I tell you what everyone needs right now: a good old fashioned end-of-the-world apocalypse story. And whew boy is that exactly what we have here for you today.
It’s weird, making video games. I’ve never been one to just make another variant on a game you’ve already played, I’ve always been interested in doing something different. I prefer making games that play at the very edges of what video games are “allowed” to do.
That’s how Lair of the Clockwork God came about: what if you took two different video game genres, and kind of smushed them together? A character from a platformer teaming up with a character from an old-school point and click adventure game, and they had to work together, each using their unique skillsets?
That’s the crux of what we have here: Ben is the Adventurer, Dan is the Platformer. Ben’s feet never leave the floor, but he’s perfectly happy stealing things, talking to people, that kind of stuff. Dan thinks that sort of thing is lame, and that these days there’s no money to be made from those types of games any more, so he’s going to be a new-fangled indie darling Platformer instead. He’s happiest jumping around the place at speed, or shooting a lovely Big Gun.
So: Ben will combine some items in his inventory in order to make some cool new bit of kit for Dan, who can use his new-found running-jumping-bouncing abilities to unlock new areas for Ben, with new puzzles to solve, all in an effort to try and stop all the apocalypses from destroying Earth at the exact same time.
You see, Dan and Ben find themselves into a bit of a pickle whereby all the apocalypses are happening at the exact same time (you know, tornados full of broken glass, wasps with swords, all the clocks are telling slightly the wrong time, that sort of thing) and they’re deep underground trying to half-heartedly find some way to remind a Big Computer why it should reverse these apocalypses, and ultimately save humanity. I am aware, it’s quite a lot.

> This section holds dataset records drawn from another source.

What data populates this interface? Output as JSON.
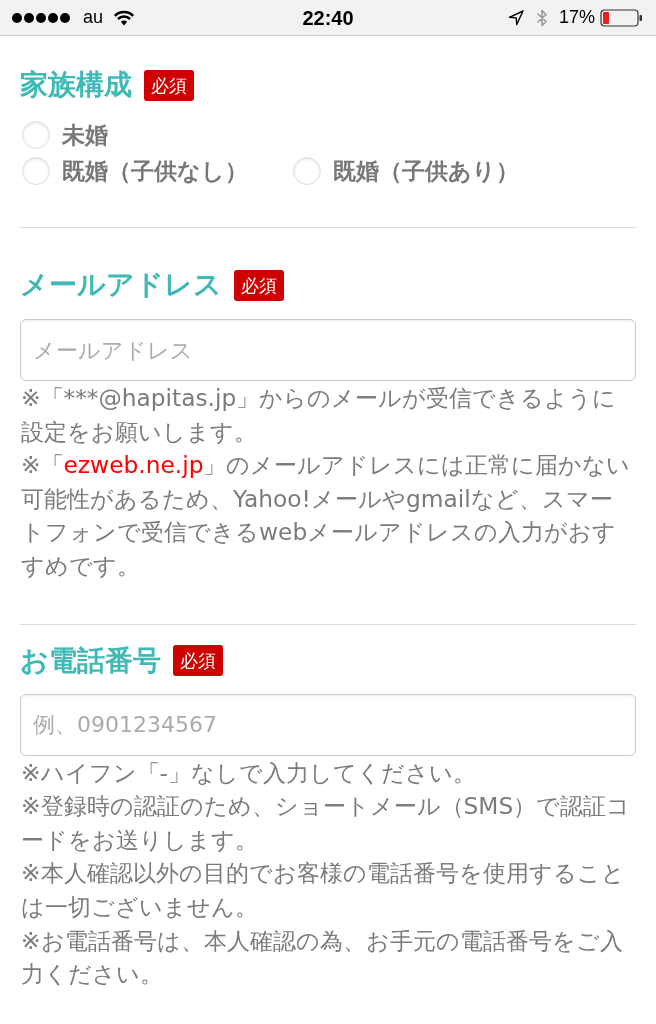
{
  "status_bar": {
    "carrier": "au",
    "time": "22:40",
    "battery": "17%"
  },
  "sections": [
    {
      "kind": "radio",
      "title": "家族構成",
      "badge": "必須",
      "option_rows": [
        [
          {
            "label": "未婚",
            "selected": false
          }
        ],
        [
          {
            "label": "既婚（子供なし）",
            "selected": false
          },
          {
            "label": "既婚（子供あり）",
            "selected": false
          }
        ]
      ]
    },
    {
      "kind": "text-input",
      "title": "メールアドレス",
      "badge": "必須",
      "field": {
        "placeholder": "メールアドレス"
      },
      "notes": [
        {
          "parts": [
            {
              "text": "※「***@hapitas.jp」からのメールが受信できるように設定をお願いします。",
              "highlight": false
            }
          ]
        },
        {
          "parts": [
            {
              "text": "※「",
              "highlight": false
            },
            {
              "text": "ezweb.ne.jp",
              "highlight": true
            },
            {
              "text": "」のメールアドレスには正常に届かない可能性があるため、Yahoo!メールやgmailなど、スマートフォンで受信できるwebメールアドレスの入力がおすすめです。",
              "highlight": false
            }
          ]
        }
      ]
    },
    {
      "kind": "text-input",
      "title": "お電話番号",
      "badge": "必須",
      "field": {
        "placeholder": "例、0901234567"
      },
      "notes": [
        {
          "parts": [
            {
              "text": "※ハイフン「-」なしで入力してください。",
              "highlight": false
            }
          ]
        },
        {
          "parts": [
            {
              "text": "※登録時の認証のため、ショートメール（SMS）で認証コードをお送りします。",
              "highlight": false
            }
          ]
        },
        {
          "parts": [
            {
              "text": "※本人確認以外の目的でお客様の電話番号を使用することは一切ございません。",
              "highlight": false
            }
          ]
        },
        {
          "parts": [
            {
              "text": "※お電話番号は、本人確認の為、お手元の電話番号をご入力ください。",
              "highlight": false
            }
          ]
        }
      ]
    }
  ]
}
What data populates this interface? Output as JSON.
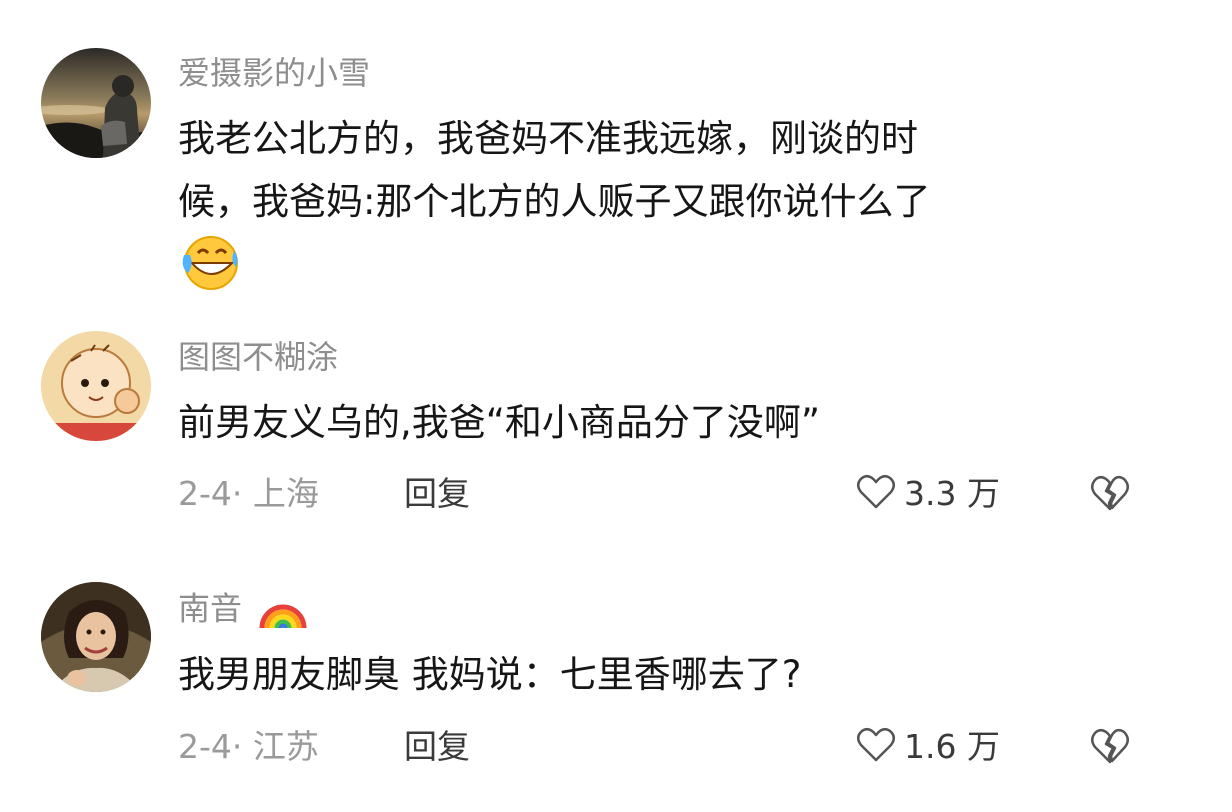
{
  "comments": [
    {
      "username": "爱摄影的小雪",
      "text_line1": "我老公北方的，我爸妈不准我远嫁，刚谈的时",
      "text_line2": "候，我爸妈:那个北方的人贩子又跟你说什么了",
      "emoji": "laughing-crying-emoji"
    },
    {
      "username": "图图不糊涂",
      "text": "前男友义乌的,我爸“和小商品分了没啊”",
      "date": "2-4· 上海",
      "reply_label": "回复",
      "likes": "3.3 万"
    },
    {
      "username": "南音",
      "username_emoji": "rainbow-emoji",
      "text": "我男朋友脚臭 我妈说：七里香哪去了?",
      "date": "2-4· 江苏",
      "reply_label": "回复",
      "likes": "1.6 万"
    }
  ],
  "colors": {
    "username": "#8e8e8e",
    "text": "#161616",
    "meta": "#9a9a9a",
    "icon": "#555555"
  }
}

There’s so much more to it than that, of course. There’s plenty of clever, funny, fourth-wall-breaking stuff in the game, but if I revealed it all here the joy of experiencing it for yourself would be gone. As a creator, I desperately want you to see this stuff for yourself, firsthand, before some cheeky young herbert on Twitter goes and spoils it for you.

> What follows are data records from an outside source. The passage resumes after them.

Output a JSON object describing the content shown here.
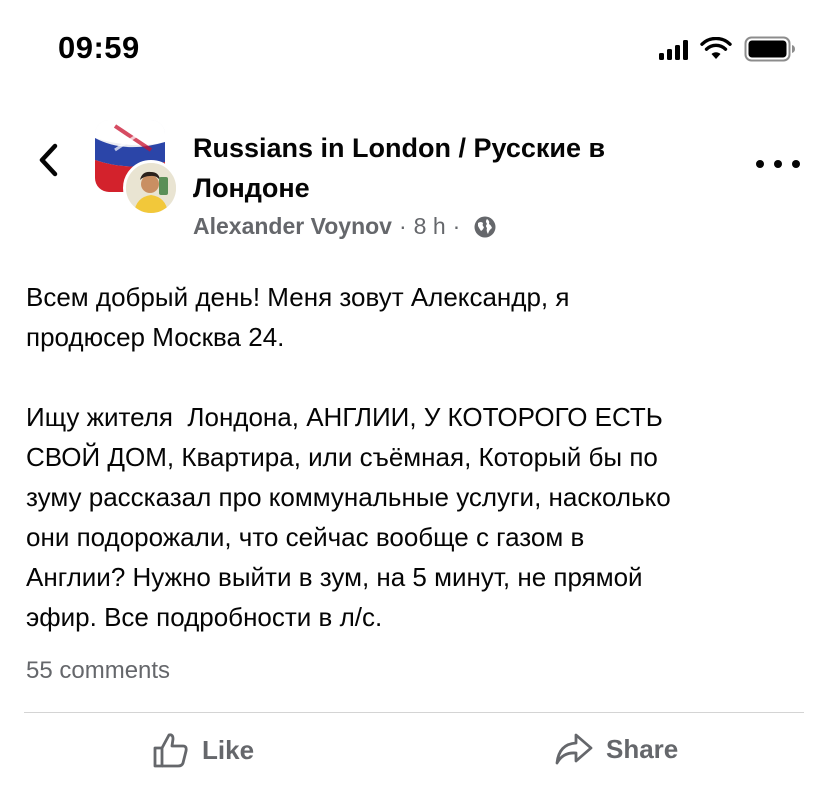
{
  "status_bar": {
    "time": "09:59",
    "icons": [
      "cellular-signal-icon",
      "wifi-icon",
      "battery-icon"
    ]
  },
  "header": {
    "back_icon": "chevron-left-icon",
    "group_name": "Russians in London / Русские в Лондоне",
    "author": "Alexander Voynov",
    "separator": "·",
    "time_ago": "8 h",
    "audience_icon": "globe-icon",
    "more_icon": "more-horizontal-icon"
  },
  "post": {
    "text": "Всем добрый день! Меня зовут Александр, я\nпродюсер Москва 24.\n\nИщу жителя  Лондона, АНГЛИИ, У КОТОРОГО ЕСТЬ\nСВОЙ ДОМ, Квартира, или съёмная, Который бы по\nзуму рассказал про коммунальные услуги, насколько\nони подорожали, что сейчас вообще с газом в\nАнглии? Нужно выйти в зум, на 5 минут, не прямой\nэфир. Все подробности в л/с.",
    "comments_count": "55 comments"
  },
  "actions": {
    "like_label": "Like",
    "like_icon": "thumbs-up-icon",
    "share_label": "Share",
    "share_icon": "share-arrow-icon"
  },
  "colors": {
    "text_primary": "#050505",
    "text_secondary": "#65676b",
    "divider": "#d4d4d4",
    "background": "#ffffff"
  }
}
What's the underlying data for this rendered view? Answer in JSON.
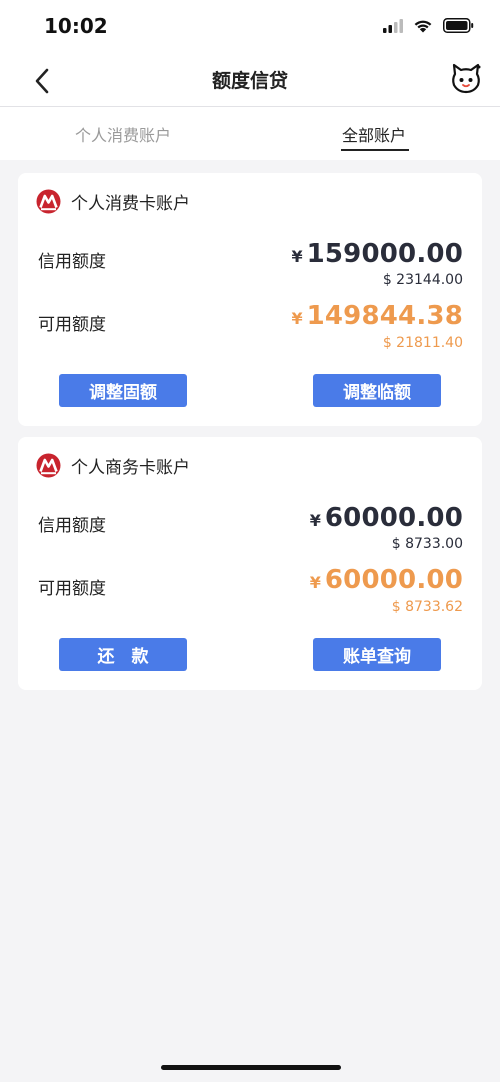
{
  "status_bar": {
    "time": "10:02"
  },
  "nav": {
    "title": "额度信贷",
    "back_icon": "chevron-left-icon",
    "mascot_icon": "cat-mascot-icon"
  },
  "tabs": [
    {
      "label": "个人消费账户",
      "active": false
    },
    {
      "label": "全部账户",
      "active": true
    }
  ],
  "cards": [
    {
      "title": "个人消费卡账户",
      "credit_label": "信用额度",
      "credit_currency": "¥",
      "credit_amount": "159000.00",
      "credit_usd": "$ 23144.00",
      "available_label": "可用额度",
      "available_currency": "¥",
      "available_amount": "149844.38",
      "available_usd": "$ 21811.40",
      "button_left": "调整固额",
      "button_right": "调整临额"
    },
    {
      "title": "个人商务卡账户",
      "credit_label": "信用额度",
      "credit_currency": "¥",
      "credit_amount": "60000.00",
      "credit_usd": "$ 8733.00",
      "available_label": "可用额度",
      "available_currency": "¥",
      "available_amount": "60000.00",
      "available_usd": "$ 8733.62",
      "button_left": "还　款",
      "button_right": "账单查询"
    }
  ],
  "colors": {
    "accent_button": "#4a7be8",
    "available_amount": "#ee9a4e",
    "credit_amount": "#2a2d3a",
    "bank_logo_red": "#c8242e",
    "page_background": "#f4f4f6"
  }
}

Designing fun puzzles around all this, of course, is a nightmare. Which is why Clockwork God has been in development in some form or another for over a decade, while we chewed over the puzzles and the story and refined them over time into something that hangs together really tightly, in a coherent and satisfying way.
Lair of the Clockwork God has been hugely well received, to the point that we’re up for Best Indie Game of the Year at the Golden Joystick Awards. I cannot express how hugely excited I am to bring the game to PS4 on November the 6th, and I hope it will keep you entertained in the long cold weeks until your shiny new PS5 arrives.